To reduce the confusion, Taiwan’s Air Asia is also known as Air Asia Company Ltd, or AACL. It is based at Tainan airport, where there are three big hangars for narrowbody airliners and 10 small ones for the overhaul of helicopters, plus a big engine and component shop. But some of AACL’s 800-plus employees also work at six other locations on Taiwan, thanks to a major outsourcing contract from the country’s armed forces. The company overhauls and supports Taiwan military aircraft ranging in size from the C-130 Hercules down to the MD 500 helicopter.
The latest addition is the P-3 Orion, 12 of which are now in service with the Taiwanese Air Force. Lockheed Martin was obliged to find a local support and overhaul company as an offset. “But after a survey, Lockheed Martin chose us,” an AACL official told AIN. The company names EVA Air as a competitor that derives a significant amount of its turnover from third-party MRO.
The recent renewal for five years of the local military outsourcing contract, otherwise known as the Government Owned Contractor Operated (GOCO) contract, helped AACL’s application for a public listing on Taiwan’s stock exchange last September.

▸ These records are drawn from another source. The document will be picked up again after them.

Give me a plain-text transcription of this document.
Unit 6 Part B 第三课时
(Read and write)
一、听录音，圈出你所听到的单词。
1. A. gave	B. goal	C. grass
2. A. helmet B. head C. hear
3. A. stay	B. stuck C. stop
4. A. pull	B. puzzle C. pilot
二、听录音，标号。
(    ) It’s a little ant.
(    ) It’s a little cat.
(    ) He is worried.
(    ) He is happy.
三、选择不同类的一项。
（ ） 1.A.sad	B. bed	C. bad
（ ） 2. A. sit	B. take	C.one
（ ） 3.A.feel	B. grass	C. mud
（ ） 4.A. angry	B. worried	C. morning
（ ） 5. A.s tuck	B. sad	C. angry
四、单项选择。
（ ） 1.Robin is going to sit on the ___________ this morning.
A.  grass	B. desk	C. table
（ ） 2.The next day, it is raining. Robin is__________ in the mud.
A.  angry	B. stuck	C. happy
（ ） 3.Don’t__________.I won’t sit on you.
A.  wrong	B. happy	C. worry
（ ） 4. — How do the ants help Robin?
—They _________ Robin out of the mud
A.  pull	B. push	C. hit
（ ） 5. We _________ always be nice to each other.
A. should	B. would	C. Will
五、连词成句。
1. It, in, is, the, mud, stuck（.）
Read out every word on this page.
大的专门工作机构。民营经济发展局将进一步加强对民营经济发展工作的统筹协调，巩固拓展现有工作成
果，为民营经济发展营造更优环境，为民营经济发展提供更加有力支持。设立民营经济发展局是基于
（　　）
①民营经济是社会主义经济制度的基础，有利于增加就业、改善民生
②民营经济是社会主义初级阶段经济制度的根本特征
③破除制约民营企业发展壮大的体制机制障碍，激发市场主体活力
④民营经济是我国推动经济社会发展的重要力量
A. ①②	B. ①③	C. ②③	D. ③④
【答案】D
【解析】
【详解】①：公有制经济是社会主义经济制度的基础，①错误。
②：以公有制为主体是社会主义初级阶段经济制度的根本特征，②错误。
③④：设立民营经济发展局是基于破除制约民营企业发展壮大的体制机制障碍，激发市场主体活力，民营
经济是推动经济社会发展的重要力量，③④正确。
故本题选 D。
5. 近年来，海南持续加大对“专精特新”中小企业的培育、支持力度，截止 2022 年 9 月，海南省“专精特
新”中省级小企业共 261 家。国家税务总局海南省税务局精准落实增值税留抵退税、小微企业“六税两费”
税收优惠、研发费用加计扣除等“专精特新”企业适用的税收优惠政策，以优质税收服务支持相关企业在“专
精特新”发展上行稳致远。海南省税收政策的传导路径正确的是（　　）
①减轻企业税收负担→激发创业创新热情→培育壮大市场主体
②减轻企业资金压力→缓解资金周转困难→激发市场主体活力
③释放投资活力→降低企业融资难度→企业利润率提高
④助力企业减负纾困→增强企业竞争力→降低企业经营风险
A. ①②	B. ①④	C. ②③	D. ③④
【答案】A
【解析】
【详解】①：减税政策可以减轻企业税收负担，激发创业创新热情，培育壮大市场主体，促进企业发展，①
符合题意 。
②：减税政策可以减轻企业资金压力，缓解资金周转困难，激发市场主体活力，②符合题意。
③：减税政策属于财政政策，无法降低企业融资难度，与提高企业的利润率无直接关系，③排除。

Before this, about 80 percent of the company was owned by the Taiwan Aerospace Corporation (TAC), 30 percent of which is already privately owned, with the remainder held by banks and quasi-government entities.
AACL’s turnover reached S$121.8 million (US$92.4 million) in 2016, and about one-third of that is already commercial work. The company is seeking new customers in Asia, especially airlines flying the A320 and 737 families. It holds commercial MRO approvals from the U.S. FAA, China, Japan, and Russia plus seven other jurisdictions, five of them in Asia. These also cover the MD-80/90 series, most Bell helicopters, and a variety of other types.
The company has also been licensed as an authorized service center by major non-airframe OEMs, including Honeywell, Rolls-Royce, and the Triumph Group.
As part of its expansion strategy, AACL is seeking approvals from EASA and “strategic alliances” with other repair shops. It has held talks in Indonesia, Thailand, and Vietnam.
The company told potential investors last year that the global aviation maintenance market will rise in value from S$89.1 billion (US$67.6 billion) in 2016 to S$132.6 billion (US$100.6 billion) in 2026. By that time, China and the Asia-Pacific region should account for 40 percent of that.